Mit der jungen Dame und ihrer Jungfer hatte man ein vorläufiges Verhör angestellt. Die Dienerin wusste offenbar von der ganzen Sache nichts, das Fräulein wusste offenbar vieles.

Die Jungfer war nicht einmal im Stande gewesen, die Persönlichkeit der Verstorbenen festzustellen, denn sie versicherte nachdrücklich, dass sie die Dame nie im Leben gesehen habe. Trotzdem verschaffte uns ihre Aussage über zwei Punkte Klarheit.

Erstens: Die Verstorbene hatte sich in der Zeit unmittelbar vor dem Mord nicht in Gesellschaft von Frau Simpkinson und ihrer Tochter befunden, sonst würde die Jungfer sie gekannt haben.

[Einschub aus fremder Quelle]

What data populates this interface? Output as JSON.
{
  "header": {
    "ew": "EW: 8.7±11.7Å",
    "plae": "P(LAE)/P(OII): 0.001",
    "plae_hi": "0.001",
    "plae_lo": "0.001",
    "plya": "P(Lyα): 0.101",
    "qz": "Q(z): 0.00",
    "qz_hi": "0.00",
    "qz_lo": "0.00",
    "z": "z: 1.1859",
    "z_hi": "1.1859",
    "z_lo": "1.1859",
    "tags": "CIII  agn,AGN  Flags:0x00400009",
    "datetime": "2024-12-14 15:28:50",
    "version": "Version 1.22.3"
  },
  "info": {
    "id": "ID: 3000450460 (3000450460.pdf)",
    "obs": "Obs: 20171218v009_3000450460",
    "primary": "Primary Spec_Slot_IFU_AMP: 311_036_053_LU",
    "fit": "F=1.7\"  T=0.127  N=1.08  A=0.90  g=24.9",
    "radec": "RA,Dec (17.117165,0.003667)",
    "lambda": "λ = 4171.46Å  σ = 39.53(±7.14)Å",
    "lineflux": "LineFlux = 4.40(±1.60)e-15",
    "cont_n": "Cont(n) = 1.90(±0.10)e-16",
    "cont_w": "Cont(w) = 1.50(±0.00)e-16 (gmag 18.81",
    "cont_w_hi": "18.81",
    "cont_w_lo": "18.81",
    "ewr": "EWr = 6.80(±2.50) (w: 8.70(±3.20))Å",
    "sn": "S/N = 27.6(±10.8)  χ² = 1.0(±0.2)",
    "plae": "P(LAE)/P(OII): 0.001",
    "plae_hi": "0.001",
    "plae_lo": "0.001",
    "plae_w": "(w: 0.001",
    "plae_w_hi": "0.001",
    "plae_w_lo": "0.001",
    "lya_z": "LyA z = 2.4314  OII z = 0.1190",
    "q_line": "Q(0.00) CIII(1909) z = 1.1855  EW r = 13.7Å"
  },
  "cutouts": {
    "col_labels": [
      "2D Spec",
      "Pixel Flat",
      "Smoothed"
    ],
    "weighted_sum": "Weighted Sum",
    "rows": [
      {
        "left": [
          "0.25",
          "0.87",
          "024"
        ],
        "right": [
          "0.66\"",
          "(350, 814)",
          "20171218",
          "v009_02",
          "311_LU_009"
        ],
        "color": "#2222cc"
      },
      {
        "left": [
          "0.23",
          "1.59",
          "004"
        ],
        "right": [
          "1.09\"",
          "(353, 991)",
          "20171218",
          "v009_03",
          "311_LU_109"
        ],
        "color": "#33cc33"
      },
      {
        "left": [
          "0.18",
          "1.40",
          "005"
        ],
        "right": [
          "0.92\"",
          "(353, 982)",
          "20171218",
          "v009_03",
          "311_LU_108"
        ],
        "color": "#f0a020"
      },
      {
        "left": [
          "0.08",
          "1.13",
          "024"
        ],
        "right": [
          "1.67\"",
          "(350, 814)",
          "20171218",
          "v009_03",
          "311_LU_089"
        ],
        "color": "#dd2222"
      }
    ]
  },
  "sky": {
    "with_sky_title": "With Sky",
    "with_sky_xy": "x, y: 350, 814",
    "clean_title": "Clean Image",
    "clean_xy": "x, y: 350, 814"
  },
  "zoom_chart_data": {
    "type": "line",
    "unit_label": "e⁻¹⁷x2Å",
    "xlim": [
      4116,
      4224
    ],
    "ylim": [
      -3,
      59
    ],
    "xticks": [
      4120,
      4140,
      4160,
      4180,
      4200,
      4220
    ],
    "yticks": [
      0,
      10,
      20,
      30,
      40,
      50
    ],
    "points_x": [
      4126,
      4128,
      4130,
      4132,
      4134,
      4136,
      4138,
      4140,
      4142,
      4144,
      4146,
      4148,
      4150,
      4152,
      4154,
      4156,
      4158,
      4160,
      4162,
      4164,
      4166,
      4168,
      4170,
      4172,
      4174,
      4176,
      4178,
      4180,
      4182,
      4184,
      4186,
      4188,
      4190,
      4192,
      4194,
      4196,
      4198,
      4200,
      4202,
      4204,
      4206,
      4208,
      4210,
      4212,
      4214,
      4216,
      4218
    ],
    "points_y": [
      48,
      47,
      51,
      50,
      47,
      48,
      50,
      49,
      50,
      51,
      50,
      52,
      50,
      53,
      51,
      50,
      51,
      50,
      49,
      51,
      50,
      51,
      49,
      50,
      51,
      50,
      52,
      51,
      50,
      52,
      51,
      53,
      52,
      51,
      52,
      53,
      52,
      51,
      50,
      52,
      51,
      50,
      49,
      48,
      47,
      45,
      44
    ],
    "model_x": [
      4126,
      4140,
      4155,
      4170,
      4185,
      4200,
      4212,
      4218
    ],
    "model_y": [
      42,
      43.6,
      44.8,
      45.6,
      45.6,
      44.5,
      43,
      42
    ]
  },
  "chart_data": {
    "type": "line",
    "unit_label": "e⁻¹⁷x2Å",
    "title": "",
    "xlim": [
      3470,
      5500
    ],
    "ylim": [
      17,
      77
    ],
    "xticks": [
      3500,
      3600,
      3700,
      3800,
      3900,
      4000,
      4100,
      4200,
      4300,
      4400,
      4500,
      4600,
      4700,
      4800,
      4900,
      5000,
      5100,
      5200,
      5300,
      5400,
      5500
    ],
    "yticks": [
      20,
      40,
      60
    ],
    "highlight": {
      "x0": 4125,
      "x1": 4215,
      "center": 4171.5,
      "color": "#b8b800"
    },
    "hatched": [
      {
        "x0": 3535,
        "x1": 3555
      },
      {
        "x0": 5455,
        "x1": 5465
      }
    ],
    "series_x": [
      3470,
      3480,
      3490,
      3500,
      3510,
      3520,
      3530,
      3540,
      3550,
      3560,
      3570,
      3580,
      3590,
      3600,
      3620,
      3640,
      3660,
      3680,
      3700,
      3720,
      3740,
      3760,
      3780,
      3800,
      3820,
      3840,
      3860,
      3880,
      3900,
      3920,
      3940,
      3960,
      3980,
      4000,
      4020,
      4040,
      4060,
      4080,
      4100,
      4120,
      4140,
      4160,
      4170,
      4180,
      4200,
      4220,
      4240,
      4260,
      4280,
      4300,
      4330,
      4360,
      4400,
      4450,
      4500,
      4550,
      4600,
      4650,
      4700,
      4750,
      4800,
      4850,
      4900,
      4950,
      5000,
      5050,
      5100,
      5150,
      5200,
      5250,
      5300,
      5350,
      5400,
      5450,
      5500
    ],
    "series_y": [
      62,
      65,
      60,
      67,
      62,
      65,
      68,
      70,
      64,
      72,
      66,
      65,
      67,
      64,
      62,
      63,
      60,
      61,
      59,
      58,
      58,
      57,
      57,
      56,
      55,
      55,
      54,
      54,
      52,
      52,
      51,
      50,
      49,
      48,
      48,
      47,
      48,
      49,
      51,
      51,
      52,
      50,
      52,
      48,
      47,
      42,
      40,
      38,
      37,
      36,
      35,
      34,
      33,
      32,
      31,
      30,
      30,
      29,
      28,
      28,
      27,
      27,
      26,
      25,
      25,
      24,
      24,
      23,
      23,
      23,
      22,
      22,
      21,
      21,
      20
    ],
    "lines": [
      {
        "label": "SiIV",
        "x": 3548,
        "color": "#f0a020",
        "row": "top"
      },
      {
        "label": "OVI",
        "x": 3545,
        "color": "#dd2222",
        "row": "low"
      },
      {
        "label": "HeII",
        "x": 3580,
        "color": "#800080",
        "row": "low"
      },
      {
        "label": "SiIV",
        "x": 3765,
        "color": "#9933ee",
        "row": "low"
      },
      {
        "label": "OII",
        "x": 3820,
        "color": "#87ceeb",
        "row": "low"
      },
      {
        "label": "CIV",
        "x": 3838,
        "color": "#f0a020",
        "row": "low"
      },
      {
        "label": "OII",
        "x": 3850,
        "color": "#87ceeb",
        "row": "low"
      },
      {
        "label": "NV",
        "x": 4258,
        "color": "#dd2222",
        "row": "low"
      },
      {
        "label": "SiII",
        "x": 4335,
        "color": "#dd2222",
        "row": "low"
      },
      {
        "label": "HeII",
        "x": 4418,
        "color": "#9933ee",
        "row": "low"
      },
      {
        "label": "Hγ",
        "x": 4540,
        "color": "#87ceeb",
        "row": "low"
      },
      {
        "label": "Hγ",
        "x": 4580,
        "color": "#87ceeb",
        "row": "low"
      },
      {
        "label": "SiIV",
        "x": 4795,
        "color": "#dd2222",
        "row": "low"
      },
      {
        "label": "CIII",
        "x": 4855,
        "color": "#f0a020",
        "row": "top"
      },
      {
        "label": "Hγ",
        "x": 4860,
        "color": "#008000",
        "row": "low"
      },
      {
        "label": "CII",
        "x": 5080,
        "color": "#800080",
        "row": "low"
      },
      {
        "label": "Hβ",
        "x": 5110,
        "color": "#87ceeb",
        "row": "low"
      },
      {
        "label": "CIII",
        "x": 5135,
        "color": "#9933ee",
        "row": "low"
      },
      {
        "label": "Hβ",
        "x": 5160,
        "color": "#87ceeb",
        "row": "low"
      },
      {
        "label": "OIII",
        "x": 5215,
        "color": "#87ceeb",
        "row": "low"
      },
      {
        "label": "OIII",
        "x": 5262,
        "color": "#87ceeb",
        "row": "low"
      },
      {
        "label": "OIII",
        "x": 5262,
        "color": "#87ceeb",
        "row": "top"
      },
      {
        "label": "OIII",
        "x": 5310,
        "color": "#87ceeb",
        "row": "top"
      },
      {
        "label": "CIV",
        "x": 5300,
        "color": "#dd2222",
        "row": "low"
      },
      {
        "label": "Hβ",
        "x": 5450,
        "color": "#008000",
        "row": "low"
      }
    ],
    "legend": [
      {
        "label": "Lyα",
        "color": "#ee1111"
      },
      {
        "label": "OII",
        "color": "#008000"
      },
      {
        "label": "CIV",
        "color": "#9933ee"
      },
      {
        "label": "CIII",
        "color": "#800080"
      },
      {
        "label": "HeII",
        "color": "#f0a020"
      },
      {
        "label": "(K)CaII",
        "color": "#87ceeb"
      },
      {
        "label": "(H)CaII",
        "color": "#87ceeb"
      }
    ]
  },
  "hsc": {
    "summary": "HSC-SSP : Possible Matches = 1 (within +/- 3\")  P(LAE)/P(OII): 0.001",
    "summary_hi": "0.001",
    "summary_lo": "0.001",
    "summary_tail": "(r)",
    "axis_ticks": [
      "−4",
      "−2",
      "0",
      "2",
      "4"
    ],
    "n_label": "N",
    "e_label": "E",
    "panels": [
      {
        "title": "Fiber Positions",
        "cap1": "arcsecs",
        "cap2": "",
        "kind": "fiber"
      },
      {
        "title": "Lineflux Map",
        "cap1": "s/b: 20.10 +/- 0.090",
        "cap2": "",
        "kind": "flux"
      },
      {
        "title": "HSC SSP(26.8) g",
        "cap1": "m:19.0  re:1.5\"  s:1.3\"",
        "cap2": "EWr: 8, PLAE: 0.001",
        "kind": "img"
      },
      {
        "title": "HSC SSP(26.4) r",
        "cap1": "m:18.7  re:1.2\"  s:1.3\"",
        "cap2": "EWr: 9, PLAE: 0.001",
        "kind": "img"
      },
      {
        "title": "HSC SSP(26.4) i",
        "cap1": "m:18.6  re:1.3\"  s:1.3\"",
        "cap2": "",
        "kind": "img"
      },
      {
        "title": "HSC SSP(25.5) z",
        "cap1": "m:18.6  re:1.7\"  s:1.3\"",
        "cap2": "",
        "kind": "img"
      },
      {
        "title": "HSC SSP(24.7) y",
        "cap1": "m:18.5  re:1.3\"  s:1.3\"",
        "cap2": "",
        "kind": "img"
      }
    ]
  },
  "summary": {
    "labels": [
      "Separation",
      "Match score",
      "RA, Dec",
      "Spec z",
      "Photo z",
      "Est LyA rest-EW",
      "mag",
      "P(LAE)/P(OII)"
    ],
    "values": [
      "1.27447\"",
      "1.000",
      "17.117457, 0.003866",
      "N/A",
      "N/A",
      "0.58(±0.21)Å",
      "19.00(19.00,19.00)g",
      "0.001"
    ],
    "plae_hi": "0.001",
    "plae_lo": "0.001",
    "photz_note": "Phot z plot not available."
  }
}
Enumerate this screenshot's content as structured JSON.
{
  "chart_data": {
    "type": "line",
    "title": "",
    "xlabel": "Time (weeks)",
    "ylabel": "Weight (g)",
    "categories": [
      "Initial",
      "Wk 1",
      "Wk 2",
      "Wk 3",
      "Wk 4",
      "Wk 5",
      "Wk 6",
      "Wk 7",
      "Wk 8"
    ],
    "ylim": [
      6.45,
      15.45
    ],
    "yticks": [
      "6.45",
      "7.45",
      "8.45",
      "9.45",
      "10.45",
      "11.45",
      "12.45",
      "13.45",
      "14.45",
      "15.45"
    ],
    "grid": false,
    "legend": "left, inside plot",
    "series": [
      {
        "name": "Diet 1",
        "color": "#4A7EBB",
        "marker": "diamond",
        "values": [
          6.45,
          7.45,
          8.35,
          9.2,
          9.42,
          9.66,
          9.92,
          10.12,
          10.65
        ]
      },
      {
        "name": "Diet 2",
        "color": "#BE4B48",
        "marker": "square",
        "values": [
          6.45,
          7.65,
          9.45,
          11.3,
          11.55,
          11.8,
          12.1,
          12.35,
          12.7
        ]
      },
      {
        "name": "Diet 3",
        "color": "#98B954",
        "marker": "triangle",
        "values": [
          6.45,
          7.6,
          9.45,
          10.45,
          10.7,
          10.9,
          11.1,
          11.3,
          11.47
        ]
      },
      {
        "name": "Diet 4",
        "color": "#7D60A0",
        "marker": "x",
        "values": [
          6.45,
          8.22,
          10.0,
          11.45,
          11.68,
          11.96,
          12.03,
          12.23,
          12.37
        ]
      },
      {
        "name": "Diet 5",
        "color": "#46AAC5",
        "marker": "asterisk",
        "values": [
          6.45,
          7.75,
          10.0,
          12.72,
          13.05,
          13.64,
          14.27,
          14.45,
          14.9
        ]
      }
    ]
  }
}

Zweitens: Der schwarze Koffer war wirklich Fräulein Simpkinsons Eigentum; das Mädchen hatte ihn als solches wiedererkannt.

Das Verhör der jungen Dame selbst war natürlich ungleich interessanter gewesen, und Herr François Dübert gab mir in zuvorkommendster Weise das Protokoll zu lesen. Ob das gerade vorschriftsmäßig war, lasse ich unerörtert, der Mann war nun eben einmal erfreut, auf meine Hilfe rechnen zu dürfen.